The CJI-headed Bench had reserved the order on the review plea filed by senior advocate Prashant Bhushan, ex-Union Ministers Yashwant Singha and Arun Shourie. The review plea alleged that the government misled the court into delivering its December 14, 2018 judgment upholding the agreement. On May 10, the apex court had reserved the decision on the pleas seeking a re-examination of its findings that there was no occasion to doubt the decision-making process in the procurement of 36 Rafale fighter jets.
A bench comprising Chief Justice Ranjan Gogoi and Justices SK Kaul and KM Joseph is likely to pronounce verdicts on three review petitions filed by the trio, lawyer Vineet Dhandha and Aam Aadmi Party lawmaker Sanjay Singh.
On December 14, 2018, the apex court dismissed the petitions seeking an investigation into alleged irregularities in the Rs 58,000 crore deal.

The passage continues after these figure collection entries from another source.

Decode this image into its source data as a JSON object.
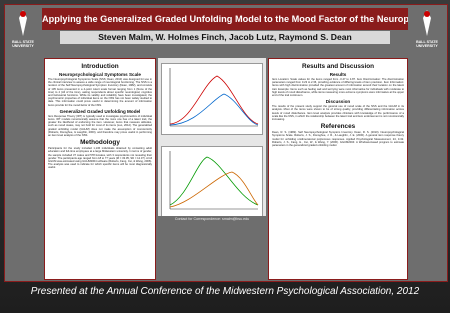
{
  "header": {
    "title": "Applying the Generalized Graded Unfolding Model to the Mood Factor of the Neuropsychological Symptoms Scale",
    "authors": "Steven Malm, W. Holmes Finch, Jacob Lutz, Raymond S. Dean",
    "logo_left": "BALL STATE UNIVERSITY",
    "logo_right": "BALL STATE UNIVERSITY"
  },
  "left": {
    "heading": "Introduction",
    "sections": [
      {
        "title": "Neuropsychological Symptoms Scale",
        "text": "The Neuropsychological Symptoms Scale (NSS; Dean, 2010) was designed for use in the clinical interview to assess a wide range of neurological functioning. The NSS is a revision of the Self Neuropsychological Symptom Inventory (Dean, 1982), and consists of 105 items presented in a 4-point Likert scale format ranging from 1 (None of the time) to 4 (All of the time), asking respondents about specific neurological, cognitive and behavioral functions. While its validity and reliability have been investigated, the psychometric properties of individual items on the NSS has not been widely studied to date. This information could prove useful in determining the amount of information items provide for the mood factor of the NSS."
      },
      {
        "title": "Generalized Graded Unfolding Model",
        "text": "Item Response Theory (IRT) is typically used to investigate psychometrics of individual items. IRT models monotonically assume that the more one has of a latent trait, the greater the likelihood of endorsing the item. However, items that measure attitudes, such as mood states, may not hold for most of its items (Luo, 2012). The generalized graded unfolding model (GGUM) does not make the assumption of monotonicity (Roberts, Donoghue, & Laughlin, 2000), and therefore may prove useful in performing an item level analysis of the NSS."
      },
      {
        "title": "Methodology",
        "text": "Participants for the study included 1,136 individuals obtained by contacting adult education and full-time employees at a large Midwestern university. In terms of gender, the sample included 37 males and 578 females, with 3 respondents not revealing their gender. The participants age ranged from 18 to 77 years (M = 33.05, SD = 12.37). A full GGUM was estimated using GGUM2004 software (Roberts, Fang, Cui, & Wang, 2006). The analysis was used to indicate for which specific items will be most diagnostically useful."
      }
    ]
  },
  "middle": {
    "contact": "Contact for Correspondence: smalm@bsu.edu"
  },
  "right": {
    "heading": "Results and Discussion",
    "sections": [
      {
        "title": "Results",
        "text": "Item Location: Scale values for the items ranged from -0.47 to 4.87. Item Discrimination: The discrimination parameters ranged from 0.23 to 2.36, providing evidence of differing levels of item precision. Item Information: Items with high discrimination provided the greatest amount of information around their location on the latent trait. Example: Items such as feeling sad and worrying were most informative for individuals with moderate to high levels of mood disturbance, while items measuring more extreme symptoms were informative at the upper end of the trait continuum."
      },
      {
        "title": "Discussion",
        "text": "The results of the present study support the general use of mood scale of the NSS and the GGUM in its analysis. Most of the items were shown to be of strong quality, providing differentiating information across levels of mood disturbance. Item level analysis provides clinicians with knowledge of the performance of a scale like the NSS, in which the relationship between the latent trait and item endorsement is not monotonically increasing."
      },
      {
        "title": "References",
        "text": "Dean, R. S. (1982). Self Neuropsychological Symptom Inventory. Dean, R. S. (2010). Neuropsychological Symptoms Scale. Roberts, J. S., Donoghue, J. R., & Laughlin, J. E. (2000). A general item response theory model for unfolding unidimensional polytomous responses. Applied Psychological Measurement, 24, 3-32. Roberts, J. S., Fang, H., Cui, W., & Wang, Y. (2006). GGUM2004: A Windows-based program to estimate parameters in the generalized graded unfolding model."
      }
    ]
  },
  "footer": "Presented at the Annual Conference of the Midwestern Psychological Association, 2012"
}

However, while reserving the judgement on the review petitions, the apex court had posed searching questions to the Centre on its deal with France to buy 36 Rafale fighter jets on issues like "waiver of sovereign guarantee" and the absence of technology transfer clause in the IGA pact. The bench had referred to a judgment in the Lalita Kumari case which said that an FIR is must when information revealed commission of cognizable offence. "The question is whether you are obliged to follow the Lalita Kumari judgment or not," the bench had asked.
Attorney General KK Venugopal had told the bench that "there has to be a prima facie case, otherwise they (agencies) cannot proceed. The information must disclose commission of cognizable offence".
Justice Joseph had referred to the earlier deal and asked the Centre as to why the inter-governmental agreement (IGA) on Rafale with the French administration does not have the clause of transfer of technology. "The court cannot decide such technical aspects," the law officer had said.
On the court's question of waiver of sovereign guarantee by France in the IGA and its replacement with a letter of comfort, Venugopal had said it was not an "unprecedented practice" and referred to such agreements with Russia and the US where there was such a waiver. "It is a question of national security. No other court in the world will examine a defence deal on these kinds of arguments", he had said.
Bhushan had submitted that the December 2018 judgement did not deal with the prayer seeking probe into the deal and decided the petition on the premise that it was seeking cancellation of IGA. He had contended that the Centre misled the court by referring to non-existent CAG report in November, 2018 hearing when it is on record that the report came later in February this year.